How many times have you found yourself staying in a relationship or friendship too long just to avoid hurting the other person? How many times has this paid off for you, or do you just end up hurting yourself and the other person more by staying? Settling can be detrimental to not only us, but also to the career, person, or family member you choose to settle with. If ultimately you know that there is something out there that could bring you more happiness, you are also now hindering whatever you are settling for, and their opportunities as well. I don’t think we as humans intentionally settle and hold ourselves back and others, but maybe it is just that we cannot fathom that we can actually get everything we ever wanted. Settling is the biggest cop out to ultimate happiness. If we actually believed that we deserved the things we want and need, would they show up on our doorstep? If we stopped getting in the way of our own goals with the excuses we tell ourselves as to why we can’t get there, would we have it all? I know I have asked a lot of questions in this specific blog, but I want you to be thinking hard after this read about why you ultimately don’t have the things you want and need. Also, as much as we never want to admit it, is there a chance that someone could be settling for you? Are you currently holding anyone back by not being ready to fully embrace what you are signing up for? Settling works both ways, and as much as you should not want to settle in life, you should not ever want to contribute to someone else having to settle either. We can all raise the bar a little more when it comes to how we treat ourselves and others and what we will accept from ourselves and others.
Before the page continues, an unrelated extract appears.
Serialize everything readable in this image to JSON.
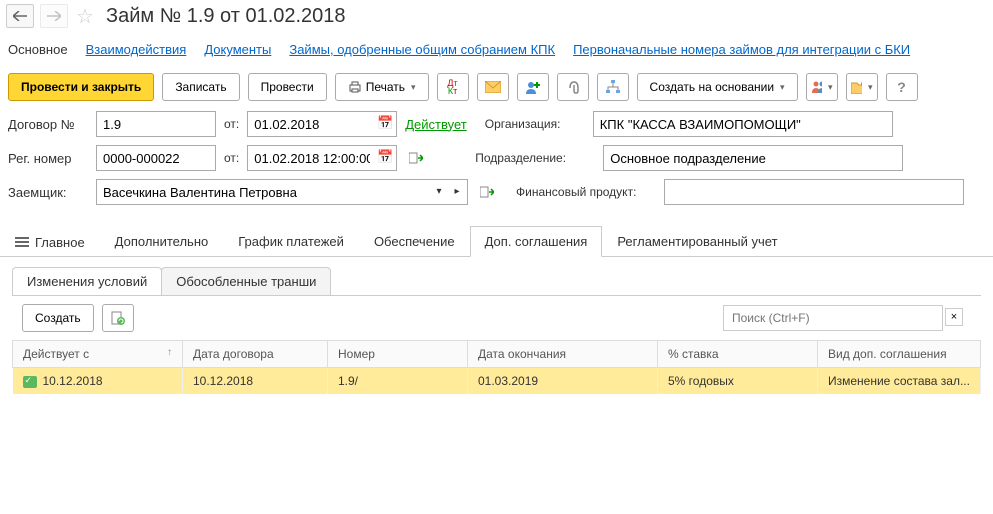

While settling is not something I do in my career often, settling is something I had thought I would have to continue to entertain if I wanted love. I always made excuses for why I could not find someone who shares the level of emotional intelligence I do, while also telling myself there is no way they could know how to maintain a balance of drive, ambition, and fun. I told myself that the man who works hard wouldn’t make time for me, that they would be intimidated by me, and that ultimately there is no way they could be good looking and still hit all the other areas I wanted in a man. I am here to tell you that if you continue to tell yourself all of the reasons why what you want won’t happen, it probably won’t! A lot of the time, we speak into existence what happens to us. There are many times I told myself I was going to get exactly what came my direction, and each one of those times required a huge amount of SETTLING. It wasn’t until I finally decided my worth was more important than anything settling could bring, that all of the sudden I was thrown someone in my path I didn’t have to settle for. That my friends is how life works. When we finally stop getting in our own way and stop telling ourselves this is the best we can do, the door opens to what you actually deserve. I want to end this by telling you all to go be great. If you think you can do better in a certain area of your life, you probably can. Life is short and time is limited, so get off of auto pilot and go be present in a way that you will never settle again!!